Georgia State Election Board approves rule requiring hand count of ballots
ATLANTA (AP) — Georgia's State Election Board on Friday voted to approve a new rule that requires poll workers to count the number of paper ballots by hand after voting is completed.
The board approved the rule, going against the advice of the state attorney general's office, the secretary of state's office and an association of county election officials. Three board members who were praised by former President Donald Trump during a rally last month in Atlanta voted to approve the measure, while the lone Democrat on the board and the nonpartisan chair voted to reject it.
In a memo sent to election board members Thursday, the office of state Attorney General Chris Carr said no provision in state law allows counting the number of ballots by hand at the precinct level before the ballots are brought to county election superintendent for vote tallying. As a result, the memo says, the rule is “not tethered to any statute” and is “likely the precise kind of impermissible legislation that agencies cannot do.”
Secretary of State Brad Raffensperger last month called the hand counting rule “misguided,” saying it would delay the reporting of election results and introduce risks to chain of custody procedures.
The new rule requires that the number of paper ballots — not the number of votes — be counted at each polling place by three separate poll workers until all three counts are the same. If a scanner has more than 750 ballots inside at the end of voting, the poll manager can decide to begin the count the following day.
Voters in Georgia make their selections on a touchscreen voting machine that then prints out a paper ballot that includes a human-readable list of the voter's choices as well as a QR code that is read by a scanner to tally the votes.
The proponents of the new rule said it is needed to make sure that the number of ballots in the scanners at the end of the day matches the number of voters recorded by check-in computers and the number of ballots recorded by the voting machines and the scanners.
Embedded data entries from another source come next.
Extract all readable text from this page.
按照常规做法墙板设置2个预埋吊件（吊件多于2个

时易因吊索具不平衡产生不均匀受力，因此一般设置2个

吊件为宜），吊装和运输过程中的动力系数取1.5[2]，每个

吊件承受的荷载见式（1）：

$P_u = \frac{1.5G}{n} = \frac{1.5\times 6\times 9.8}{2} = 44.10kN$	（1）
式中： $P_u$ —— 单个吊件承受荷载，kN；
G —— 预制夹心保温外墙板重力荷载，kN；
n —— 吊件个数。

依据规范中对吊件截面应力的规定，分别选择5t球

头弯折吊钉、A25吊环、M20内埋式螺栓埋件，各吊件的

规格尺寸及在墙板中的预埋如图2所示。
Memory cards that record the votes at the polling places are what is used to tally votes on election night.
Several county election officials who spoke out against the rule during a public comment period preceding the vote warned that having to count the ballots by hand at polling places could delay the reporting of election night results. They also worried about putting an additional burden on poll workers who have already worked a long day.
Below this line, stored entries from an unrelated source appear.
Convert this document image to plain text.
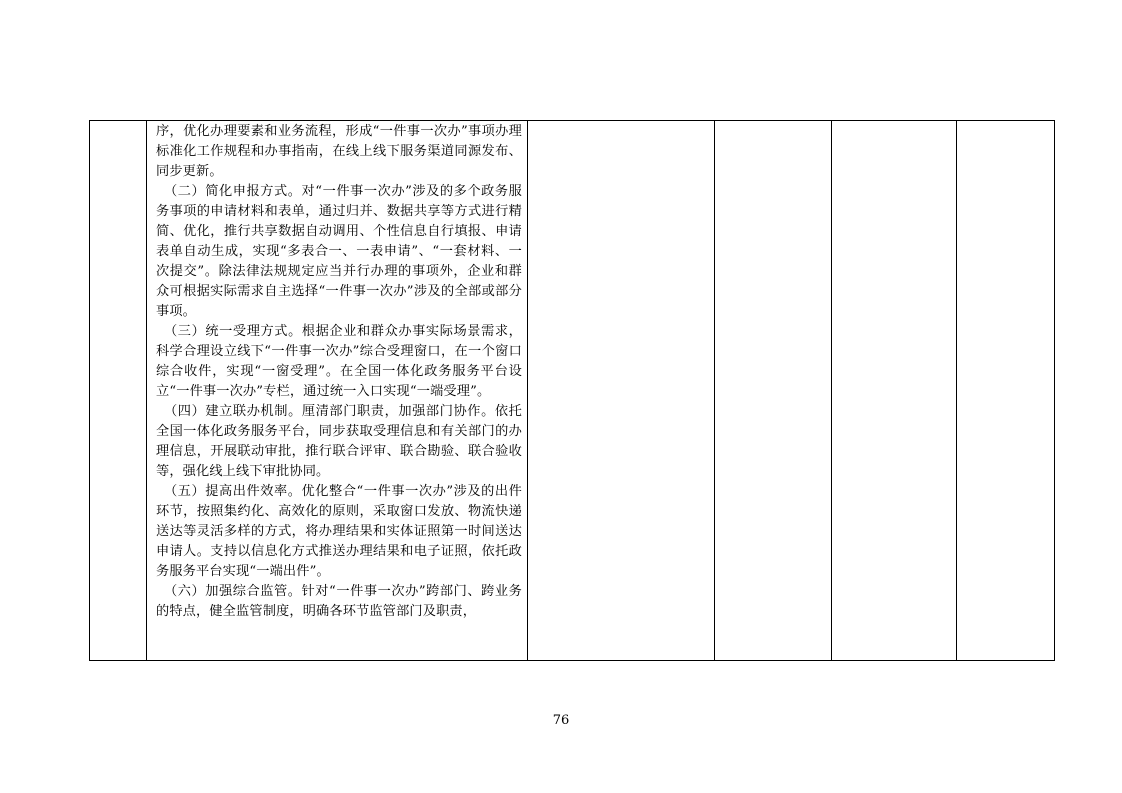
序，优化办理要素和业务流程，形成“一件事一次办”事项办理标准化工作规程和办事指南，在线上线下服务渠道同源发布、同步更新。

（二）简化申报方式。对“一件事一次办”涉及的多个政务服务事项的申请材料和表单，通过归并、数据共享等方式进行精简、优化，推行共享数据自动调用、个性信息自行填报、申请表单自动生成，实现“多表合一、一表申请”、“一套材料、一次提交”。除法律法规规定应当并行办理的事项外，企业和群众可根据实际需求自主选择“一件事一次办”涉及的全部或部分事项。

（三）统一受理方式。根据企业和群众办事实际场景需求，科学合理设立线下“一件事一次办”综合受理窗口，在一个窗口综合收件，实现“一窗受理”。在全国一体化政务服务平台设立“一件事一次办”专栏，通过统一入口实现“一端受理”。

（四）建立联办机制。厘清部门职责，加强部门协作。依托全国一体化政务服务平台，同步获取受理信息和有关部门的办理信息，开展联动审批，推行联合评审、联合勘验、联合验收等，强化线上线下审批协同。

（五）提高出件效率。优化整合“一件事一次办”涉及的出件环节，按照集约化、高效化的原则，采取窗口发放、物流快递送达等灵活多样的方式，将办理结果和实体证照第一时间送达申请人。支持以信息化方式推送办理结果和电子证照，依托政务服务平台实现“一端出件”。

（六）加强综合监管。针对“一件事一次办”跨部门、跨业务的特点，健全监管制度，明确各环节监管部门及职责，

76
Leaders of the Georgia Association of Voter Registration and Election Officials raised concerns similar to Raffensperger's in a letter to the State Election Board last month, warning the rule would ultimately undermine confidence in the process. The nonprofit association's members include over 500 election officials and workers statewide, according to the organization.
Janelle King, a board member who worked with the author of the rule on the wording, said she wasn't concerned if election night reporting is slowed a bit in favor of making sure that the number of ballots is accurate.
“What I don’t want to do is set a precedent that we’re OK with speed over accuracy,” she said as the board was discussing the rule proposal. “I can guarantee you, as a voter, I would rather wait another hour to ensure that the count is accurate than to get a count given within that hour and then to find out at the close of an election after certification has already taken place that we have people suing because the count is not accurate."
The new rule will now be filed with the secretary of state and will take effect 20 days later.
The board also tabled until 2025 a proposal for a similar count at early in-person voting locations.
The election officials association urged the State Election Board in a letter Tuesday not to consider any new rules when Election Day is less than 50 days away, ballots are already going out and poll worker training is well underway.
“We do not oppose rules because we are lazy or because a political operative or organization wants us to,” the letter says. “We oppose rules because they are poorly written, inefficient, would not accomplish their stated goals, or go directly against state law.”